Dalam investigasinya, Raffles menemukan mayat-mayat manusia yang mengapung di lautan maupun di terhampar di daratan. Charles Lyell (1797-1875) dalam bukunya Principles of Geology menuliskan bahwa akibat letusan ini populasi penduduk 12.000 di Tambora tersisa hanya 26 individu. Heinrich Zollinger seorang misionaris pada tahun 1855 mengestimasi jumlah korban akibat letusan Tambora adalah sekitar 10.000 manusia.

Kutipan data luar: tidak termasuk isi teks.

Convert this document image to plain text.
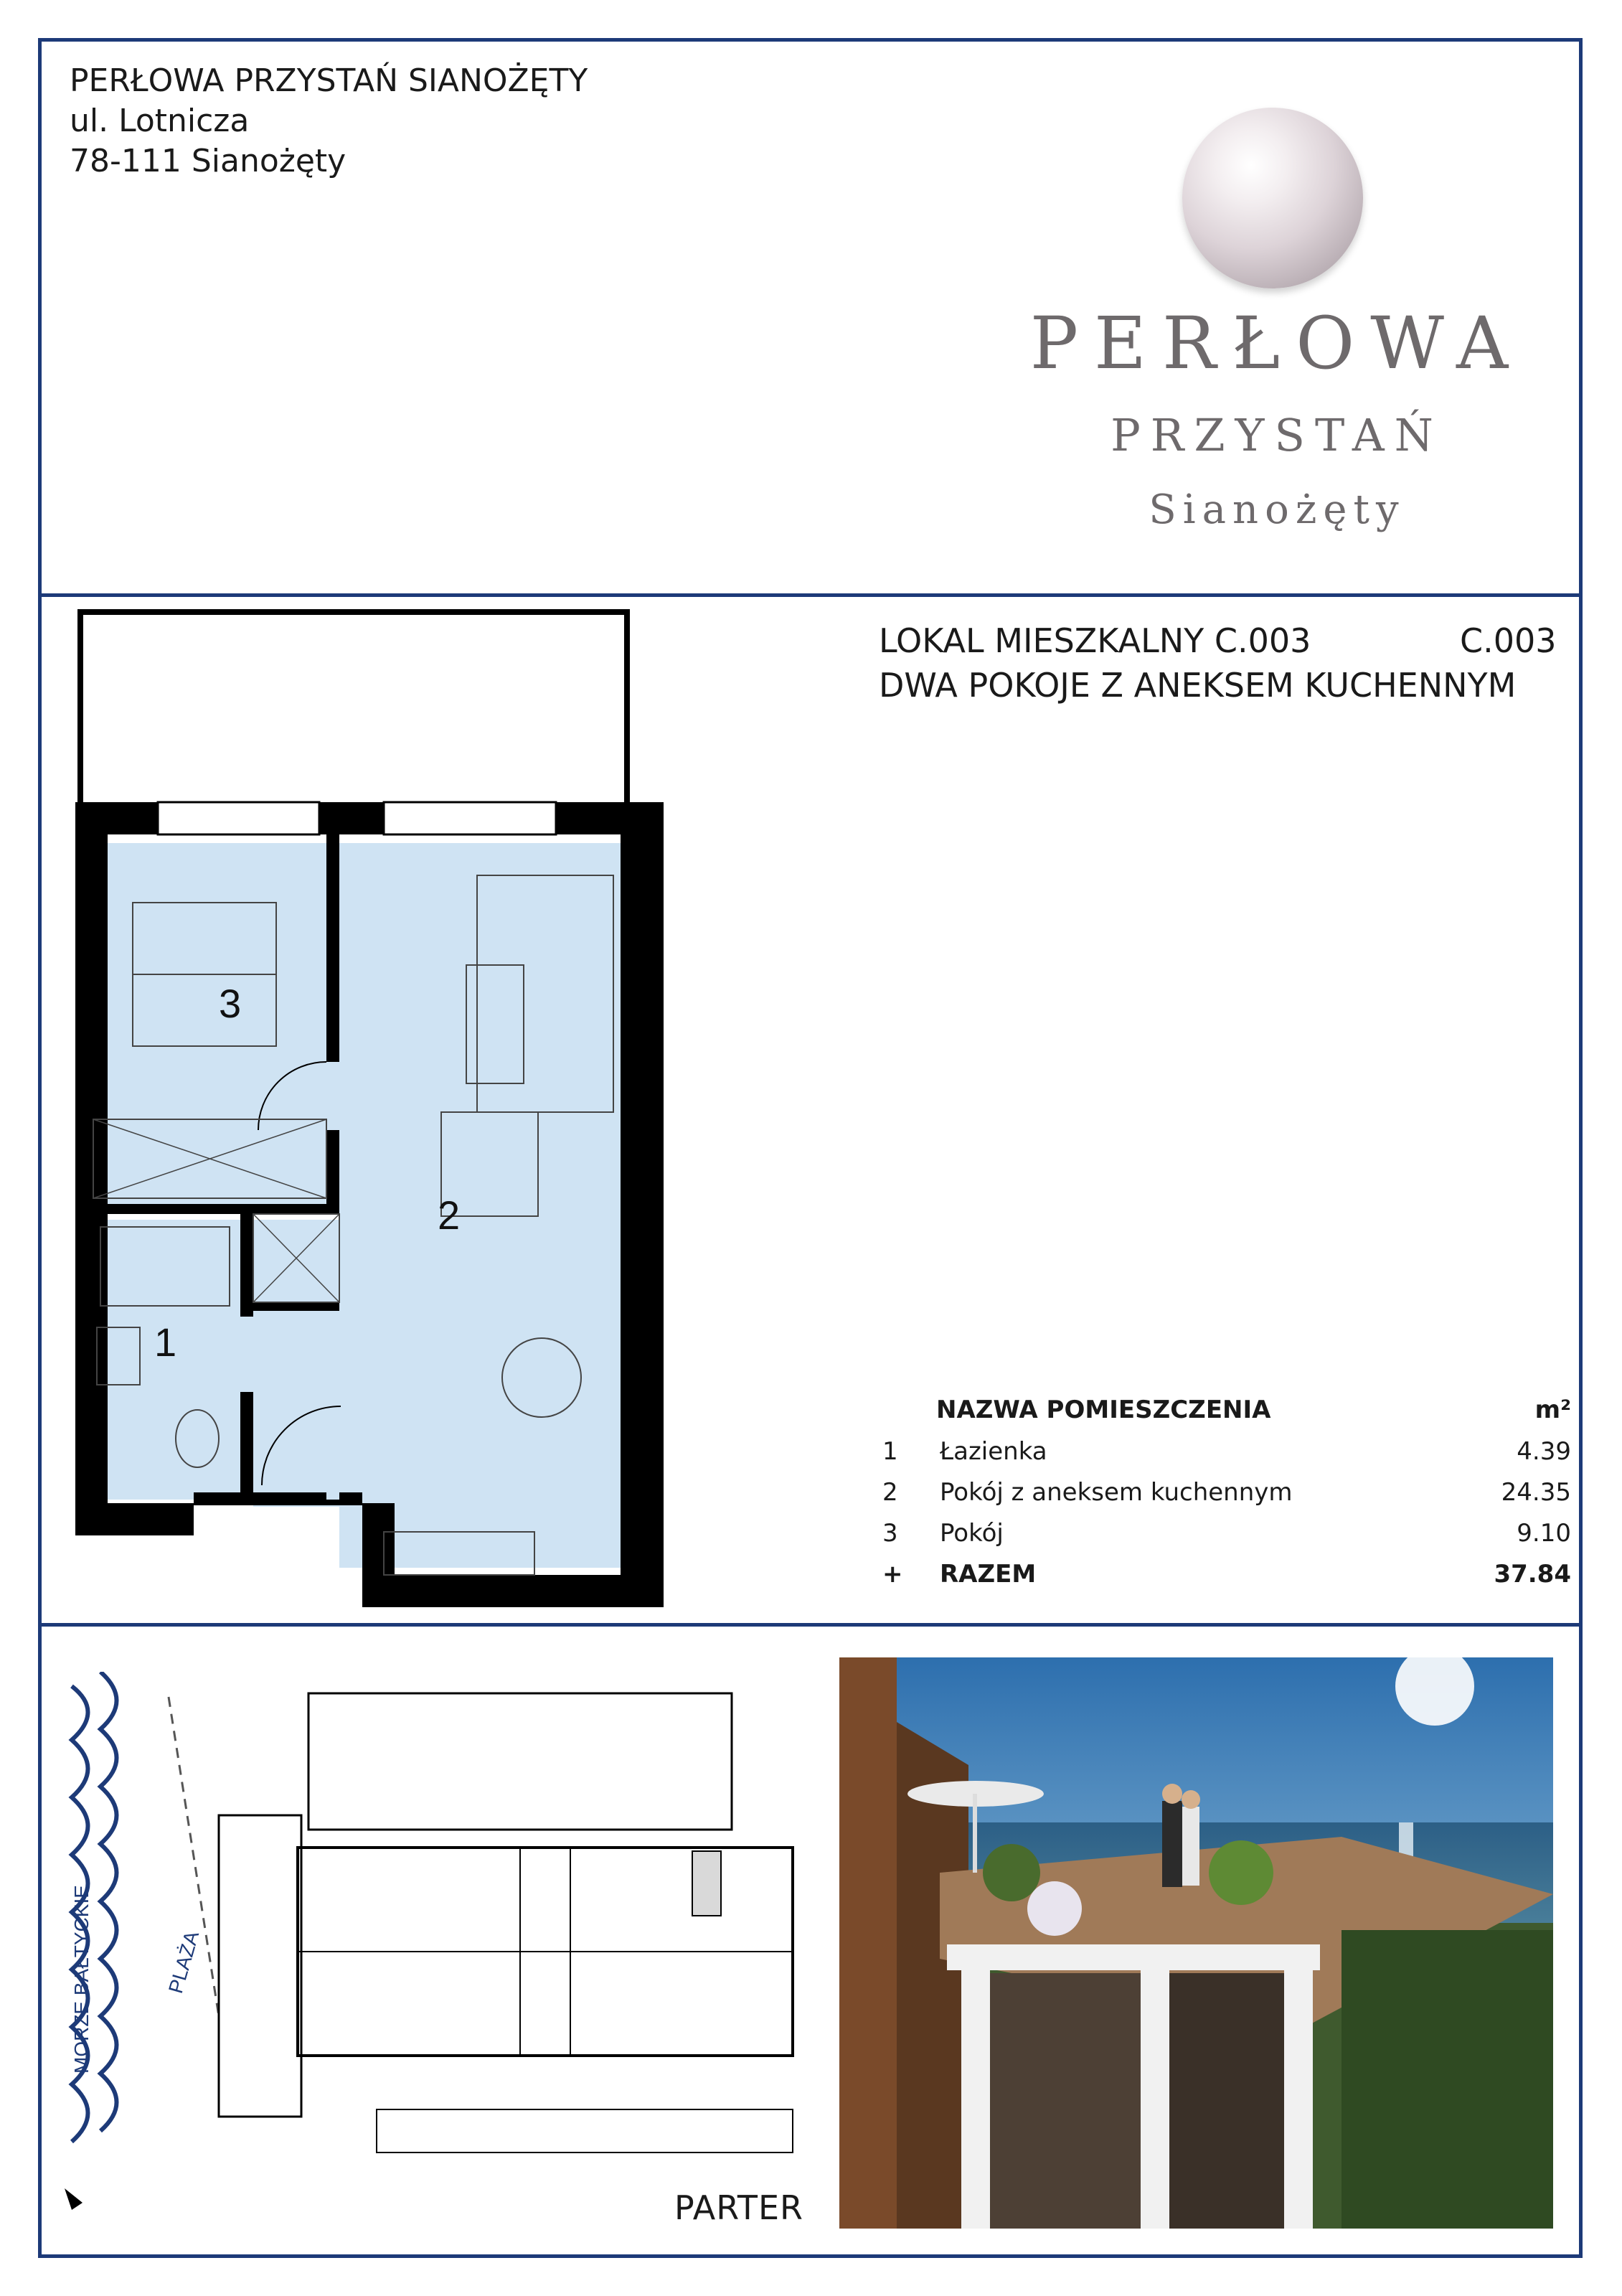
PERŁOWA PRZYSTAŃ SIANOŻĘTY
ul. Lotnicza
78-111 Sianożęty
PERŁOWA
PRZYSTAŃ
Sianożęty
LOKAL MIESZKALNY C.003
DWA POKOJE Z ANEKSEM KUCHENNYM
C.003
3
2
1
NAZWA POMIESZCZENIA	m²
1	Łazienka	4.39
2	Pokój z aneksem kuchennym	24.35
3	Pokój	9.10
+	RAZEM	37.84
MORZE BAŁTYCKIE	PLAŻA
PARTER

03Debu volkanik yang dimuntahkan oleh Tambora melingkupi daerah seluas 500.000 km2. Akumulai debu vulkanik di angkasa yang sangat banyak menyebabkan area seluas 300 km2 di sekitar Tambora tertutup sinar matahari selama 3 hari. Ketebalan debu volkanik akibat letusan ini tercatat 100 cm di Sumbawa, 60 cm di Lombok dan 30 cm di Bali. Debu volkanik yang asam juga meracuni persawahan, menutupi saluran irigasi dan mematikan tanaman perkebunan lainnya. Kelaparan merebak di Pulau Sumbawa menjangkiti 38.000 penduduk dan 36.000 lainnya meninggalkan pulau menuju Jawa. Di Lombok 20.000 penduduk meninggal akibat kelaparan dan 100.000 lainnya migrasi menuju Pulau Jawa. Pulau Jawa saat itu sudah padat penduduk sehingga terjadi konflik sosial akibat migrasi tersebut.

Batu apung yang terbentuk akibat letusan sangat melimpah ditemukan di Laut Jawa. Selama hampir 4 tahun, batu apung ini masih bisa ditemui oleh kapal-kapal yang melintas perairan ini.

Erupsi Tambora juga menyebabkan perubahan cuaca di seluruh penjuru dunia. Di India, menyebabkan perubahan pola arah angin sehingga menyebabkan kekurangan hujan di sebagian besar daratan di India dan wabah kekeringan terjadi pada 1816. Kebalikannya, di Bangladesh pola angin yang membawa hujan menyebabkan bencana banjir pada bulan september. Hal yang serupa juga terjadi di China akibat luapan dari sungai Yangtze dan Yellow.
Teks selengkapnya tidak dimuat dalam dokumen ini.